Chen Guan negó con la cabeza y dijo: —No lo sé. Necesito hacer algunos preparativos; de lo contrario, aunque lleve tropas para apoyar a la Ciudad Muda, no servirá de nada para la situación allí. De hecho, podría hacer que cayera aún más rápido.

—Comandante, dénos un plazo; sin duda resistiremos hasta que llegue —dijo Chen Si, apretando los dientes.

—No puedo darles un plazo, porque no sé cuándo podré conseguir las cosas que necesito preparar. Así que solo puedo pedirles que resistan todo lo que puedan hasta que yo esté listo —dijo Chen Guan, mirándolos a ambos con calma.

…

Chen Si y Meng Man se marcharon decepcionados de la Ciudad Celestial Yang.

La promesa que Chen Guan les hizo parecía más una forma de quitárselos de encima; una promesa sin plazo, como si solo fuera para despacharlos.

Chen Guan no dijo qué necesitaba preparar ni cuánto tiempo le llevaría. No parecía haber sinceridad alguna.

—Señor Chen, ¿a dónde vamos ahora? —Meng Man parecía un poco perdida, sin ver ninguna esperanza.

—Regresar —dijo Chen Si, apretando los dientes.

—¿Regresar? No hemos conseguido ningún apoyo. ¿Qué haremos cuando volvamos? —El rostro de Meng Man era un poema de amargura, incapaz de imaginar cómo se enfrentaría a las miradas expectantes de aquella gente.

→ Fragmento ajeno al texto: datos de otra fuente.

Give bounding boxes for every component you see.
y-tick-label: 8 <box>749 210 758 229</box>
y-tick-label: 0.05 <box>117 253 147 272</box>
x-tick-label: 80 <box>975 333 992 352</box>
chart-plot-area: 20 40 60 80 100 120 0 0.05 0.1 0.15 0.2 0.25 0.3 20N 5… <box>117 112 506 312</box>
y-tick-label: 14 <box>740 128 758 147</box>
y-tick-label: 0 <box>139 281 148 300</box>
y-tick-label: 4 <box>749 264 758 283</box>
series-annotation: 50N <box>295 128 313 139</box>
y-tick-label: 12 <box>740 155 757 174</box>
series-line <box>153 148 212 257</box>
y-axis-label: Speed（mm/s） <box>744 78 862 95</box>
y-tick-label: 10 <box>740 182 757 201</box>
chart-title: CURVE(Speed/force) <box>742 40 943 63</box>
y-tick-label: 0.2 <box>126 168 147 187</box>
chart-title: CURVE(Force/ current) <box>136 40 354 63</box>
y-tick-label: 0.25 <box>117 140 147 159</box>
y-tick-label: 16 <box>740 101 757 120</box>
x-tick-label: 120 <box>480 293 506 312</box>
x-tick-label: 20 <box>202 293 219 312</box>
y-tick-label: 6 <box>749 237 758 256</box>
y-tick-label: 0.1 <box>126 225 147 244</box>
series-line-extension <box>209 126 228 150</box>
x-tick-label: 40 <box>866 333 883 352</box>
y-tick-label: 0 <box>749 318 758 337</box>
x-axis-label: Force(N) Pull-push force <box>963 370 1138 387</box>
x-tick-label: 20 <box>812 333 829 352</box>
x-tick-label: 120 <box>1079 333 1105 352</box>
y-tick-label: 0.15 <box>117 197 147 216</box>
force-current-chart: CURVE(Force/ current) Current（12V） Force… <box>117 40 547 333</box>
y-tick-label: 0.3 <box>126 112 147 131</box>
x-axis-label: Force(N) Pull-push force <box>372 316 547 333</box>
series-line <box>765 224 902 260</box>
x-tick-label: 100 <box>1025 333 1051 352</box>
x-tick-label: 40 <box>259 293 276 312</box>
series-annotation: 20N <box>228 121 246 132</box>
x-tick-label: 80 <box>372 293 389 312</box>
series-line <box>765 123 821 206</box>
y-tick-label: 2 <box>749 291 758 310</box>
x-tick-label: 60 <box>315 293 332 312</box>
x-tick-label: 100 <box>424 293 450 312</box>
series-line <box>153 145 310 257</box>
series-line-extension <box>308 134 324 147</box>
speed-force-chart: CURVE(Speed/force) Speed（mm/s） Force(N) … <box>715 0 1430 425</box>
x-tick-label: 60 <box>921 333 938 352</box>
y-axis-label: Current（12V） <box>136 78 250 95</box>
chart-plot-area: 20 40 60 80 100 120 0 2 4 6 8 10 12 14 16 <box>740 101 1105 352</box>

—Ya no tenemos ningún otro sitio donde buscar apoyo. Por suerte, el Comandante Zi ya nos ha hecho una promesa —dijo Chen Si con determinación en la mirada.

—La promesa que nos hizo es solo una burbuja ilusoria. Me temo que ni siquiera llegaremos a ver ese día —dijo Meng Man con dolor.

—Una burbuja ilusoria es mejor que nada. No podemos permitir que nuestros compatriotas se desesperen. Si se desesperan, no resistirán y morirán más rápido. Aunque el Comandante Zi solo nos esté pintando un cuadro para saciar el hambre, sirve para calmar su sed.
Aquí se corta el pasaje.